Millions have perished by
her hands in all ages and countries." Sir John Forbes, whose defence of
"Nature" in disease you all know, and to the testimonial in whose honor
four of your Presidents have contributed, has been recently greeted, on
retiring from the profession, with a wish that his retirement had been
twenty years sooner, and the opinion that no man had done so much to
destroy the confidence of the public in the medical profession.
In this Society we have had the Hippocratic and the Themisonic side
fairly represented. The treatise of one of your early Presidents on the
Mercurial Treatment is familiar to my older listeners. Others who have
held the same office have been noted for the boldness of their practice,
and even for partiality to the use of complex medication.
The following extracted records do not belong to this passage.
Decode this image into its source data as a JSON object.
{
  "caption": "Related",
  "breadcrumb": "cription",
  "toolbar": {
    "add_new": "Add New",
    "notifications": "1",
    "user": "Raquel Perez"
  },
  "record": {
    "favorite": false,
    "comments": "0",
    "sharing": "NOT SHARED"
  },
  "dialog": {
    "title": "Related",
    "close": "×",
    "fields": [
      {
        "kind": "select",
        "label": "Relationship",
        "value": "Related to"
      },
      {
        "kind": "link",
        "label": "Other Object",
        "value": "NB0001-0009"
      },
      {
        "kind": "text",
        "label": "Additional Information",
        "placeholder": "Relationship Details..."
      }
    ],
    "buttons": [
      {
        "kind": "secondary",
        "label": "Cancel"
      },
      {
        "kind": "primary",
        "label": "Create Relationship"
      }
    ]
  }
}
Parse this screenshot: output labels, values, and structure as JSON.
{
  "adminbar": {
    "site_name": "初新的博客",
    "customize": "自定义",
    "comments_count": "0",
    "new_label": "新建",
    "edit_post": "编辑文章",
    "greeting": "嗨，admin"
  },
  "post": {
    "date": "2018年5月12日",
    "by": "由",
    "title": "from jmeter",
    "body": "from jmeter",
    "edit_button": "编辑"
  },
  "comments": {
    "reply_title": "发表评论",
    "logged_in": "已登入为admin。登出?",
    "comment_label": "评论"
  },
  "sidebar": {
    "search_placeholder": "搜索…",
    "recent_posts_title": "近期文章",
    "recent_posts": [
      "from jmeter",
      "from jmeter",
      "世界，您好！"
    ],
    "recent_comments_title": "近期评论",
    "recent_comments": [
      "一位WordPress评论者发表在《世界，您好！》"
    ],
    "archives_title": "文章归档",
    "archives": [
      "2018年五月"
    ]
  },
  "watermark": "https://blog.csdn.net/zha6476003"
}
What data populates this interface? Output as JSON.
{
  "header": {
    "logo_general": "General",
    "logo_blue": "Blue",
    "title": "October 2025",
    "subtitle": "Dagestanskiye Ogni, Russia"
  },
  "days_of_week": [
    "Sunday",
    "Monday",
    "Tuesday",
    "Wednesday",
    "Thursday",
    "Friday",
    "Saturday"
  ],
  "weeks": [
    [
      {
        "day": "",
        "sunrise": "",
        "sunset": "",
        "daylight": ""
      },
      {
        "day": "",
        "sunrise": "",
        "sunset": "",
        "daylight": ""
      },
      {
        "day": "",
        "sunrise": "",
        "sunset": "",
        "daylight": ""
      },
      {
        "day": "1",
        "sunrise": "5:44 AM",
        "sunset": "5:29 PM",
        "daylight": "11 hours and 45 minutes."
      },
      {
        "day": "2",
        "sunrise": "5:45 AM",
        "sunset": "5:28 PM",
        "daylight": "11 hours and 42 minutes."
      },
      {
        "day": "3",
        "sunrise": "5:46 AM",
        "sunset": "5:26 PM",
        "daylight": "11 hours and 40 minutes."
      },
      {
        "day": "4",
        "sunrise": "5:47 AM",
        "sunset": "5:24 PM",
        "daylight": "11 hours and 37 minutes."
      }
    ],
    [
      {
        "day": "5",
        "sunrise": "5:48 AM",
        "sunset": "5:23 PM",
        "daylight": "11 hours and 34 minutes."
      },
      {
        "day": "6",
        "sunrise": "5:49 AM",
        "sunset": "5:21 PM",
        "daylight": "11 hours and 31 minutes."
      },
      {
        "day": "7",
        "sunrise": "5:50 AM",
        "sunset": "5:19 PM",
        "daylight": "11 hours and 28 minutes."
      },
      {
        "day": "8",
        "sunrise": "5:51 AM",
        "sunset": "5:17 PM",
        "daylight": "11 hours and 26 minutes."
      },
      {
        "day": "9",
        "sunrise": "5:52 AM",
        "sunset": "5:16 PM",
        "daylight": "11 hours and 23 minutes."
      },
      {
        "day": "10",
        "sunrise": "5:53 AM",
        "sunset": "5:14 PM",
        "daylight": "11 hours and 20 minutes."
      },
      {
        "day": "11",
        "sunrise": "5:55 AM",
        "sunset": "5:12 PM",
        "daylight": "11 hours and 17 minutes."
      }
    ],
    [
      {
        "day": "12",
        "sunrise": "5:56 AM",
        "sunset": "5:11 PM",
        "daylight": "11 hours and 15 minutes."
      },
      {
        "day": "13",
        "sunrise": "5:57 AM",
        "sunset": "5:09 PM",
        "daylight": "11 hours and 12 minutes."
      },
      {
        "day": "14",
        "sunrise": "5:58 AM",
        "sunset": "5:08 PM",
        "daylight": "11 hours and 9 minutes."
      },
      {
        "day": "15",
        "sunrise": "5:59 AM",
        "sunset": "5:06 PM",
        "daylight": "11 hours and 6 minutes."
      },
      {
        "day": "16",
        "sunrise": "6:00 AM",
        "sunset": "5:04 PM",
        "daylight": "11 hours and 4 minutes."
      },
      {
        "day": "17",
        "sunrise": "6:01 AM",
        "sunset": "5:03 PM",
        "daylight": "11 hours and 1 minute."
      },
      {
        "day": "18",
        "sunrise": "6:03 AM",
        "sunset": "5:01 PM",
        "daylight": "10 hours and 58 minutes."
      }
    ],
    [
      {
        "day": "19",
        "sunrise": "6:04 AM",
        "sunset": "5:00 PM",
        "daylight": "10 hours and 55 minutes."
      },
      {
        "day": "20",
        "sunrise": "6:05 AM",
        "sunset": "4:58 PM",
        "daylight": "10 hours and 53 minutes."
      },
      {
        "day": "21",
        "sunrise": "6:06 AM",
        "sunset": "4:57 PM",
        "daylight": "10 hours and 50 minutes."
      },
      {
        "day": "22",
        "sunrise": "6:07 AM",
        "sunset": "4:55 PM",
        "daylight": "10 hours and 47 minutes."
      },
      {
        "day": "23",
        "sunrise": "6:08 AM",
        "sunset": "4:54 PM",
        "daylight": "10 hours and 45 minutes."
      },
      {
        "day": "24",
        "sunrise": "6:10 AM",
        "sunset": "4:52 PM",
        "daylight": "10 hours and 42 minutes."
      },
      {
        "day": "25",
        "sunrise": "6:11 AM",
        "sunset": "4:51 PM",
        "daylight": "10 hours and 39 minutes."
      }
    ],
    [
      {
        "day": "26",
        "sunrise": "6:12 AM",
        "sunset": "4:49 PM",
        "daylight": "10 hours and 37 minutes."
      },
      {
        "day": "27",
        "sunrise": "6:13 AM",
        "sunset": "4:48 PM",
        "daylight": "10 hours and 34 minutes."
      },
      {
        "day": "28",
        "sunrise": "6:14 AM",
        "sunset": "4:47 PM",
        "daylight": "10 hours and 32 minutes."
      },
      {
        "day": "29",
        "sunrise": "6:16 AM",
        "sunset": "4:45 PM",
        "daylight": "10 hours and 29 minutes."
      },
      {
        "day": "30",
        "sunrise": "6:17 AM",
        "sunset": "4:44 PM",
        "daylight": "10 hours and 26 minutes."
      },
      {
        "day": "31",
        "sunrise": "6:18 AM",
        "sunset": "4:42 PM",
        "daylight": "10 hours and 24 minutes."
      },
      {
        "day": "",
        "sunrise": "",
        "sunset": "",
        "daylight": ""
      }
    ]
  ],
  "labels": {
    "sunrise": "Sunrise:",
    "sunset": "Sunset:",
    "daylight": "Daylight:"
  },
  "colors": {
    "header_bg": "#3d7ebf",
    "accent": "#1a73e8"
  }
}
On the side of "Nature" we have had, first of all, that remarkable
discourse on Self-Limited Diseases, [On Self-Limited Diseases. A
Discourse delivered before the Massachusetts Medical Society, at their
Annual Meeting, May 27, 1835. By Jacob Bigelow, M. D.] which has given
the key-note to the prevailing medical tendency of this neighborhood, at
least, for the quarter of a century since it was delivered. Nor have we
forgotten the address delivered at Springfield twenty years later,
[Search out the Secrets, of Nature. By Augustus A. Gould, M. D. Read
at the Annual Meeting, June 27, 1855.